Therefore, this paper contributes to the literature which seeks to understand if and when lobbying activities can help improve the social welfare. To the best of our knowledge, this literature is not much developed, because most researches adopt the positive point of view. We briefly review below a selection of articles that shed light on this issue, with varying domains of application.

Becker (1983) determines the political equilibrium resulting from the competition among pressure groups for political influence. He shows that the pressure groups have an incentive to reduce the deadweight costs of policies. Gradstein (1993) compares the performance of the private and public provisions of local public goods. Both allocation procedures create inefficiencies, the former being undermined by free riding incentives, the latter entailing socially wasteful costs of lobbying. Gradstein (1993) finds that public provision performs better when there is a small number of large jurisdictions. Aidt (1998) derives the equilibrium environmental policy in a common agency model of politics (Grossman and Helpman, 1994), where the government seeks to attract campaign contributions from lobby groups in order to maximize the likelihood of being reelected. Aidt (1998) shows that the equilibrium environmental policy is the (socially optimal) Pigouvian tax if all agents have their interests represented by an interest group. Recently, Aidt and Hwang (2014) have generalized the argument to the case of cross-national externalities and foreign lobbying. They show that the political equilibrium is socially efficient if all social groups are organized and all governments are equally corrupt. Finally, Graichen et al. (2001) analyze a Tullock contest, where an incumbent monopolistic utility and environmentalists confront for the contract for the supply of electricity. At the equilibrium, they show that the political contest induces the monopolist to use a more environmentally friendly technology and to reduce his output.

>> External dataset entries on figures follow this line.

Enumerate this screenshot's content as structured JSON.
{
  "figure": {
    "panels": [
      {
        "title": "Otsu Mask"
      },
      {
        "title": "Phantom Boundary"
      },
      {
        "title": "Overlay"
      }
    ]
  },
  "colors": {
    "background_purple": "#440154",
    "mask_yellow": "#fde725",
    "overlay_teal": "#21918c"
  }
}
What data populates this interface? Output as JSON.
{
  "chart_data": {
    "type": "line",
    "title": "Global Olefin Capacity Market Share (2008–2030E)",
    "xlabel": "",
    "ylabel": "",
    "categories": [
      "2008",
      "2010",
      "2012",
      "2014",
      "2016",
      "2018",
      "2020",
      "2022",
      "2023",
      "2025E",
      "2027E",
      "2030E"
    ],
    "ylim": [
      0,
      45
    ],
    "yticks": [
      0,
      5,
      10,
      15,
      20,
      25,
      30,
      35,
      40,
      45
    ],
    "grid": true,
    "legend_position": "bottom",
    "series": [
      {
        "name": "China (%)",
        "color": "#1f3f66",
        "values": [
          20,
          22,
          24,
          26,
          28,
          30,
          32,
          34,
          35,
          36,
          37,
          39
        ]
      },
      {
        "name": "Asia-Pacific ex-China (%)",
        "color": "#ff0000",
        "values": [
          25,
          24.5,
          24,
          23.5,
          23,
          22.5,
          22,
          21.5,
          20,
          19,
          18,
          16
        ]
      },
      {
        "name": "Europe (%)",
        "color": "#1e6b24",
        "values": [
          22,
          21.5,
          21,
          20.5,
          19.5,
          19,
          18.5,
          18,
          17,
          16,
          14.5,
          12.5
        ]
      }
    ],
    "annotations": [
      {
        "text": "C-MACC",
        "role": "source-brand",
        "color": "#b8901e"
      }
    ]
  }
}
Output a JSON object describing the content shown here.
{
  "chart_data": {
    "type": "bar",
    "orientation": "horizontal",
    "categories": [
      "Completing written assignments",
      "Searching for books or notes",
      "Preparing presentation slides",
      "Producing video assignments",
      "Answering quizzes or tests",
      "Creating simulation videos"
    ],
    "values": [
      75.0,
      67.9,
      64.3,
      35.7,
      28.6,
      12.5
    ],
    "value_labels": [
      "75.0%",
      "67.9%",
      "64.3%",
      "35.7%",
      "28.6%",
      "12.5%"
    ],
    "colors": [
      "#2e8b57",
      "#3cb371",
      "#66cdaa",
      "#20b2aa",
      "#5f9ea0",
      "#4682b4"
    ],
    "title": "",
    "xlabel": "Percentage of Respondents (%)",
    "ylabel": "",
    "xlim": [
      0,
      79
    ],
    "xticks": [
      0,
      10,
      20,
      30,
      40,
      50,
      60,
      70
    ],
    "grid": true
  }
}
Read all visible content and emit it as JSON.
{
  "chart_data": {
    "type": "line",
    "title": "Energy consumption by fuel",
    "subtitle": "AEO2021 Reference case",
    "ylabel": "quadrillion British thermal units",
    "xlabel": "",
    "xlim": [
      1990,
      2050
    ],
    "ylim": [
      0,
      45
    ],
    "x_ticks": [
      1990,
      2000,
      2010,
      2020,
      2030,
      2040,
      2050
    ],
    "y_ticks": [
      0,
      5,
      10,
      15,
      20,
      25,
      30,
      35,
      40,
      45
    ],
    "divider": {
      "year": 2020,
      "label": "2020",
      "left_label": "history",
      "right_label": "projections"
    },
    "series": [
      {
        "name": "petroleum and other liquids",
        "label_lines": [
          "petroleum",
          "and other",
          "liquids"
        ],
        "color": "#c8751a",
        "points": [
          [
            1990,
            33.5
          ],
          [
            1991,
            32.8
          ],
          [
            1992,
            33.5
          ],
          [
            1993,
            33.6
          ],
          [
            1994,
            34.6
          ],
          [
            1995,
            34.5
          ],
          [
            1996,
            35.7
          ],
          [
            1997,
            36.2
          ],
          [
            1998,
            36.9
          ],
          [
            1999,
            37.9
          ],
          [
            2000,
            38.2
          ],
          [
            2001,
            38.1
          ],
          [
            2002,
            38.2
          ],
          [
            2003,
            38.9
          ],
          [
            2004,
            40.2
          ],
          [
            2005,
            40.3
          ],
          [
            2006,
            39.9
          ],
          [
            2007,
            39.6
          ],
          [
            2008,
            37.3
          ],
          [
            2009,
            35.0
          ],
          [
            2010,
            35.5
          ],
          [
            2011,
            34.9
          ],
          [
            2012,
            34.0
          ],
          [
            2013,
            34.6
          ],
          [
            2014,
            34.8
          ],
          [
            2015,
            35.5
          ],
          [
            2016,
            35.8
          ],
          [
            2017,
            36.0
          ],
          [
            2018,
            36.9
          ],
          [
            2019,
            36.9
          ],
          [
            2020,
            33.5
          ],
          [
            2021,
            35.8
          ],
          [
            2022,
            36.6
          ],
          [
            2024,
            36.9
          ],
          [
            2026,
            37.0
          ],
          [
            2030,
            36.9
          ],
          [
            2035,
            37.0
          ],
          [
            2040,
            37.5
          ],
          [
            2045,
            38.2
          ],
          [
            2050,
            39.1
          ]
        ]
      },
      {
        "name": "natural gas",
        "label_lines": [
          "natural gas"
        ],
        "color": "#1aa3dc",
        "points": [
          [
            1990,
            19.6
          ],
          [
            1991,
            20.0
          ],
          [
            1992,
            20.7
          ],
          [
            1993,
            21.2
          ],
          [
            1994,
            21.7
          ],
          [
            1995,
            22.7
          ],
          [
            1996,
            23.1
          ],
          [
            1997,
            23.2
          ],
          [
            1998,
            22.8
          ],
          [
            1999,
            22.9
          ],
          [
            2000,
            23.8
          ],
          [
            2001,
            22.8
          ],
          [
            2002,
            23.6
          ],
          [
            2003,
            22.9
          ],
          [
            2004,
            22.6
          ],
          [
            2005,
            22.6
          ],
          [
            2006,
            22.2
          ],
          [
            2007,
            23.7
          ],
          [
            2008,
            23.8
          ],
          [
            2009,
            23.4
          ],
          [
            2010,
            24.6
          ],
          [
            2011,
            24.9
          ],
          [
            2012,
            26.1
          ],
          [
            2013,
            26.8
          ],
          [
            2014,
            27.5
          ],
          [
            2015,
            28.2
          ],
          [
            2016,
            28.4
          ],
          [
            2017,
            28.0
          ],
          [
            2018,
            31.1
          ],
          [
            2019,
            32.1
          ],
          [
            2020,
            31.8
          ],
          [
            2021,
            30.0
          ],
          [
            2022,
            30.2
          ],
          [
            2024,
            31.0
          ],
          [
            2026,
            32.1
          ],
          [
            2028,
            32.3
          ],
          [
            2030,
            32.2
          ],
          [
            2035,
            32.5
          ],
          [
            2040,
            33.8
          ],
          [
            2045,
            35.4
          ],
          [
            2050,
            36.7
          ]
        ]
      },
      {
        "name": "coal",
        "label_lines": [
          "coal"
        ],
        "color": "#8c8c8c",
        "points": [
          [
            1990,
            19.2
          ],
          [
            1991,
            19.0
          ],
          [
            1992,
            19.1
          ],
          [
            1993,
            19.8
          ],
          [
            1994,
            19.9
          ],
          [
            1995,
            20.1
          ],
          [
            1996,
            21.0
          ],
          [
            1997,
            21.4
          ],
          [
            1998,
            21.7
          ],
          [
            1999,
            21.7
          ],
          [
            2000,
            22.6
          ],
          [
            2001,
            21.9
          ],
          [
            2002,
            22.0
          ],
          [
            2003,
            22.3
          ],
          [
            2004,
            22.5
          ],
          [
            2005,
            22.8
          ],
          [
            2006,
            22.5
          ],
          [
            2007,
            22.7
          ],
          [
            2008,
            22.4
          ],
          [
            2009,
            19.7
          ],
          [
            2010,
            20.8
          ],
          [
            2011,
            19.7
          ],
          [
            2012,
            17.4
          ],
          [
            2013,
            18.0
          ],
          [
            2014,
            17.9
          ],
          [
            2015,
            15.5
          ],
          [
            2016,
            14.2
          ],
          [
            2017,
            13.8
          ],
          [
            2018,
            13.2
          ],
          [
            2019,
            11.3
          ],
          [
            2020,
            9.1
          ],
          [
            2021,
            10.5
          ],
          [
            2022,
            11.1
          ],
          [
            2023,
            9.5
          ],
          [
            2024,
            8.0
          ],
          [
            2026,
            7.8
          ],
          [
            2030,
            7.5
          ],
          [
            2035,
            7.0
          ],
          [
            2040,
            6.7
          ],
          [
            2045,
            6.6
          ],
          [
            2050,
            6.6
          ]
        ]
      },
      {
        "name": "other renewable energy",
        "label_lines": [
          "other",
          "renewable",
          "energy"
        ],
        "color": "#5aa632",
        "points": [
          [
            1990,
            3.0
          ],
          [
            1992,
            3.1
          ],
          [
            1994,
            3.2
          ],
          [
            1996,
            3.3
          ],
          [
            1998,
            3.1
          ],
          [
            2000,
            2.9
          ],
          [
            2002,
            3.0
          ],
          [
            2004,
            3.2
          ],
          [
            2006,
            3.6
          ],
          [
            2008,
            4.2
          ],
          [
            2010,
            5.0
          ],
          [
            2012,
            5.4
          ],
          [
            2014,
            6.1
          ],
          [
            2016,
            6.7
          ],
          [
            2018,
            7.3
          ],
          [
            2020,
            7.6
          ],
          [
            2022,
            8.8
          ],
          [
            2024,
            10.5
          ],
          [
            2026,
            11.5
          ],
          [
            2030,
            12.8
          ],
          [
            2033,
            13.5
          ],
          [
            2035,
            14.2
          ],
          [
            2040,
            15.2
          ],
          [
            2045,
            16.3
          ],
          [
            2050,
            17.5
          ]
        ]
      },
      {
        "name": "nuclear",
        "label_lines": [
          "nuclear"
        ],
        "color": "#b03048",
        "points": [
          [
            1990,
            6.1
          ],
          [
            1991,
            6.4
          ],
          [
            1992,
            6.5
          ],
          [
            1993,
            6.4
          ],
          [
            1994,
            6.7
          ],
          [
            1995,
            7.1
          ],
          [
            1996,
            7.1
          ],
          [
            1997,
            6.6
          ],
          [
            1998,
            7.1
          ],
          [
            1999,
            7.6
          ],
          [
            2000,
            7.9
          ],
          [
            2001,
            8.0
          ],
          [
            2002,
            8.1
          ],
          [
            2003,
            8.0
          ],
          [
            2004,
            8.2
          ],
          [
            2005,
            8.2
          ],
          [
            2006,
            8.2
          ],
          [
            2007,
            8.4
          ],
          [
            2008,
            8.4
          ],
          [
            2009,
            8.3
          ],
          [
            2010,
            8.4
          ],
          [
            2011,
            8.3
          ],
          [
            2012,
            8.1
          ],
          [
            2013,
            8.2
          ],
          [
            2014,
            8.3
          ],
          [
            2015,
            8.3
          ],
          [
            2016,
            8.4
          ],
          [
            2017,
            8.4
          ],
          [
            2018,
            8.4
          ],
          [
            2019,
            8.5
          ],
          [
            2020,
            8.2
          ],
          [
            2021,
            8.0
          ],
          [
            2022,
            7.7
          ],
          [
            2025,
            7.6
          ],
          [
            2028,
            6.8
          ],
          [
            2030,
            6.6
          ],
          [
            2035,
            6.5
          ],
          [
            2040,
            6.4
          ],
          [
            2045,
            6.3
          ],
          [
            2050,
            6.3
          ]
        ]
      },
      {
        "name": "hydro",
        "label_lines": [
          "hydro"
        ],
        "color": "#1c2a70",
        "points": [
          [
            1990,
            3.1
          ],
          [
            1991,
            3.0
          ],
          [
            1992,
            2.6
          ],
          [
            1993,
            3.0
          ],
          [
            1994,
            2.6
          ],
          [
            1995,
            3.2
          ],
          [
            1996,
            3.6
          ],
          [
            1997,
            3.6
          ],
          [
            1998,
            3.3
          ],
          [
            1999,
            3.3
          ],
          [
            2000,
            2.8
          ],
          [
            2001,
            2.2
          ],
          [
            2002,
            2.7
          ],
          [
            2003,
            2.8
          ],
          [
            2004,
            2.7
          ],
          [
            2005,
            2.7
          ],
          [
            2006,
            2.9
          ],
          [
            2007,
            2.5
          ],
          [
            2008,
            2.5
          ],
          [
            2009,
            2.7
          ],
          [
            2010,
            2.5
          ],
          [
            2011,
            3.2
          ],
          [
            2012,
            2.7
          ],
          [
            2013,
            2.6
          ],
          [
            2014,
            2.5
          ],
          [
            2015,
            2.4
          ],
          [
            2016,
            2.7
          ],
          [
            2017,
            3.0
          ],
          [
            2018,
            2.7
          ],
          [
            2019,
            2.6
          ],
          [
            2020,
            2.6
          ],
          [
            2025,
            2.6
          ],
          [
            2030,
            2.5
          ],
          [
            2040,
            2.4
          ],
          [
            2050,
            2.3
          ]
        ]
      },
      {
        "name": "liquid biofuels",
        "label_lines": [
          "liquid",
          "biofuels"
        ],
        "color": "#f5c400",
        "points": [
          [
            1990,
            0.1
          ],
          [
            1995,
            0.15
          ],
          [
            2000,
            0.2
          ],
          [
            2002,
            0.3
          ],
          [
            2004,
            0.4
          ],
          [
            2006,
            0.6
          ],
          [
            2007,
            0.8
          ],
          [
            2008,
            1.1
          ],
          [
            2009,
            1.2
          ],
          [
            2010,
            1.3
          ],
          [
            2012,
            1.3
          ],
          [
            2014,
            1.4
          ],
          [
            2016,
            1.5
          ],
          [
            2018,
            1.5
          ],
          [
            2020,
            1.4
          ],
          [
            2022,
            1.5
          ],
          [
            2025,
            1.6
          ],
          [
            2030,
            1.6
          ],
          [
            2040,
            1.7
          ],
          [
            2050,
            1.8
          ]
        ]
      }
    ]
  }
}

Tullock (1967) is the first to alert that the real resources and efforts that lobbies expend to influence regulatory decisions are socially wasted. Since then, a large body of literature has focused on evaluating the magnitude of the social loss due to rent-seeking activities (Krueger, 1974). The initial framework designed to investigate it considered symmetric rent-seekers simultaneously determining their efforts under complete information (Tullock, 1980). Using stylized contest success functions (lottery and all-pay auction), Tullock (1980) and Hillman and Samet (1987) find that the rent dissipation is either smaller than or equal to the rent at stake. This result has been extensively challenged by the literature and can be considered as robust. Hillman and Katz (1984) and Alcalde and Dahm (2010) confirm it with more general contest success functions. Hillman and Riley (1989), Baik (1994) and Nti (1999) obtain that rent dissipation reduces if the rent-seekers are asymmetric, in the sense that they put different valuations on the prize and/or differ in their ability to win the contest. Leininger (1993) and Morgan (2003) extend the property of under-dissipation of the rent considering sequential timings of the contest game. Exploring a variety of information structures, Wärneryd (2003) and Malueg and Yates (2004) show that the intensity of rent-seeking does not increase in settings with incomplete information. Finally, Katz et al (1990) and Nitzan (1991) obtain that the free-riding incentives within pressure groups also limit rent dissipation. 11Recent surveys are Hillman (2013), Konrad (2007) and Long (2014).